I have this equation in my book
$x\left(t\right)=x_0+v_0\left(t-t_0\right)+\frac{1}{2}a\left(t-t_0\right)^2$
And it says that it can be written as
$x\left(t\right)=a_1+a_2t+a_3t^2$
Where
$a_1=x_{0\:}-v_0t_0+\frac{1}{2}at_0^2$
$a_2=v_0-at_0$
$a_3=\frac{1}{2}a$
I tried to multiply in and expand everything in parentheses and wound up with
$x\left(t\right)\:=\:x_0+v_0t-v_0t_0+\frac{a}{2}t^2-\frac{a}{2}2tt_0+\frac{a}{2}t_0^2$
So I have a1, but I'm having trouble seeing how they get the other two.

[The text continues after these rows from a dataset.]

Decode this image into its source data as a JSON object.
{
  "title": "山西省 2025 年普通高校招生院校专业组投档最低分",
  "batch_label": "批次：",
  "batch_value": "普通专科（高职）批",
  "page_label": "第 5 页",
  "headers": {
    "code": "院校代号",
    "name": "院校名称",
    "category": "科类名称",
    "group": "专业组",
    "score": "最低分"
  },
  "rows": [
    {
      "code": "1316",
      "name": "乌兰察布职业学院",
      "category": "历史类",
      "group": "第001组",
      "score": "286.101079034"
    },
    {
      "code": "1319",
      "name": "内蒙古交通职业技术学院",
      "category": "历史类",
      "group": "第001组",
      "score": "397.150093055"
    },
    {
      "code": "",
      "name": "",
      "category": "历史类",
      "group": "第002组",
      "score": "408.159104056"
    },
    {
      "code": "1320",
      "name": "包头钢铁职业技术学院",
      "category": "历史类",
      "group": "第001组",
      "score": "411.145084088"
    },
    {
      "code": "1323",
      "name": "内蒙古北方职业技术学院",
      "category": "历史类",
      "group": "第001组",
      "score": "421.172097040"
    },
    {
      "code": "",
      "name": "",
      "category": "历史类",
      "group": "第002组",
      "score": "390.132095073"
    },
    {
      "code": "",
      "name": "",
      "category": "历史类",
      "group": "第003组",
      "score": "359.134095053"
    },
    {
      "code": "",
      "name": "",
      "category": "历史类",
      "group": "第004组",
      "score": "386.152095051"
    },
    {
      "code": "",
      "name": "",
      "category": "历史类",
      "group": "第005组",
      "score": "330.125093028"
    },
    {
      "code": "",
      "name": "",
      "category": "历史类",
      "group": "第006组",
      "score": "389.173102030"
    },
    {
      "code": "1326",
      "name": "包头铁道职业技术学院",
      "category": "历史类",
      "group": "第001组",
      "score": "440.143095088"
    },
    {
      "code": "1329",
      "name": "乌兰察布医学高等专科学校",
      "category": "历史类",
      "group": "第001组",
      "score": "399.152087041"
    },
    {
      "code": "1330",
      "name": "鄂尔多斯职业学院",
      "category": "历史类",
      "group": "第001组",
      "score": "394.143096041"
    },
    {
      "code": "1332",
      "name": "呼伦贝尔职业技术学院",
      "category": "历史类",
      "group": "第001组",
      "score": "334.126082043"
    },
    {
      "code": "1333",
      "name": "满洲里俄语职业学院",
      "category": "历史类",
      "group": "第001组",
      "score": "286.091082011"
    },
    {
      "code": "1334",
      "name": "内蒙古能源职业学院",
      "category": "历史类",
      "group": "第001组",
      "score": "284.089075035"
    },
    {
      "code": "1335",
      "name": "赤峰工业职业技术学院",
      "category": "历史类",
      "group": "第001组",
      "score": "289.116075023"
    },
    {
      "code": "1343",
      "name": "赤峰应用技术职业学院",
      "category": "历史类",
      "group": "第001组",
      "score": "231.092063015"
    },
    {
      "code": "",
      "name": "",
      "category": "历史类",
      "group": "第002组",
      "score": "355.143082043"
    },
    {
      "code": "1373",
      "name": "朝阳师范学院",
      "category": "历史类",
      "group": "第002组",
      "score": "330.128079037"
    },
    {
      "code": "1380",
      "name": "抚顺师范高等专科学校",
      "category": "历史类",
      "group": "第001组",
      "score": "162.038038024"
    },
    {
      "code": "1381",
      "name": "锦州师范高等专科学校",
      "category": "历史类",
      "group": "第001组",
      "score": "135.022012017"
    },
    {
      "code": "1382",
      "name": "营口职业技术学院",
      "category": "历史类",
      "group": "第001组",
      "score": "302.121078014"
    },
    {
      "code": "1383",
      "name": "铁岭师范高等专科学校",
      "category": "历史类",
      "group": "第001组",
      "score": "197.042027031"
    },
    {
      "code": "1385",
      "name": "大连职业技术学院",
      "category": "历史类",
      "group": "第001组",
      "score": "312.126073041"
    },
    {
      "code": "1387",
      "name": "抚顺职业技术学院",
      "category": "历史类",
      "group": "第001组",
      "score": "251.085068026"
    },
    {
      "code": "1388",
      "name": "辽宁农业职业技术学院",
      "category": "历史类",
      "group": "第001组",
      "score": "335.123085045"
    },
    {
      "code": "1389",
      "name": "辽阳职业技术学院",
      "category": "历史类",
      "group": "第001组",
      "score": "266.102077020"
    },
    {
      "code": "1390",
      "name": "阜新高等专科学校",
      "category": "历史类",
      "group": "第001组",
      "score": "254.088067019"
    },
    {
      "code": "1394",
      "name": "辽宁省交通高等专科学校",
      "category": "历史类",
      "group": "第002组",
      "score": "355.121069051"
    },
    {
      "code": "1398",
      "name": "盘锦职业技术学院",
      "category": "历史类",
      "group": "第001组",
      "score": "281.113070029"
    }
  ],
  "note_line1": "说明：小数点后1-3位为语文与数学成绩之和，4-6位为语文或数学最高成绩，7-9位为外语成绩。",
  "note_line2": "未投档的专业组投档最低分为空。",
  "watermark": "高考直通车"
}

$$x\left(t\right)=x_0+v_0\left(t-t_0\right)+\frac{1}{2}a\left(t-t_0\right)^2$$
$$ x(t) =x_0+v_0t-v_0t_0+\frac{1}{2}a(t^2-2tt_0+t_0^2)$$
$$ x(t)=x_0+v_0t-v_0t_0 + \frac{1}{2}at^2-att_0+\frac{1}{2}at_0^2 $$
$$ x(t)=(x_0-v_0t_0+\frac{1}{2}at_0^2)+(v_0-at_0)t+\left(\frac{1}{2}a \right)t^2$$
$$ x(t)=a_1+a_2t+a_3t^2$$
Where $a_1=x_{0\:}-v_0t_0+\frac{1}{2}at_0^2$
$a_2=v_0-at_0$
$a_3=\frac{1}{2}a$
After getting $a_1$.You left with,
$=v_0t+\frac{a}{2}t^2-\frac{a}{2}2tt_{0}$
$=v_0t+\frac{a}{2}t^2-att_{0}$
Taking first and last term from above and then take t common,
$=t(v_0-at_{0})$
$=ta_2$
Remaining term,
$\frac{a}{2}t^2$
This is $a_3t^2$
So the first 3 terms of your expression give you the first two terms of the expression we want, and then you factor the last three terms of your expression to get the last term of what you want!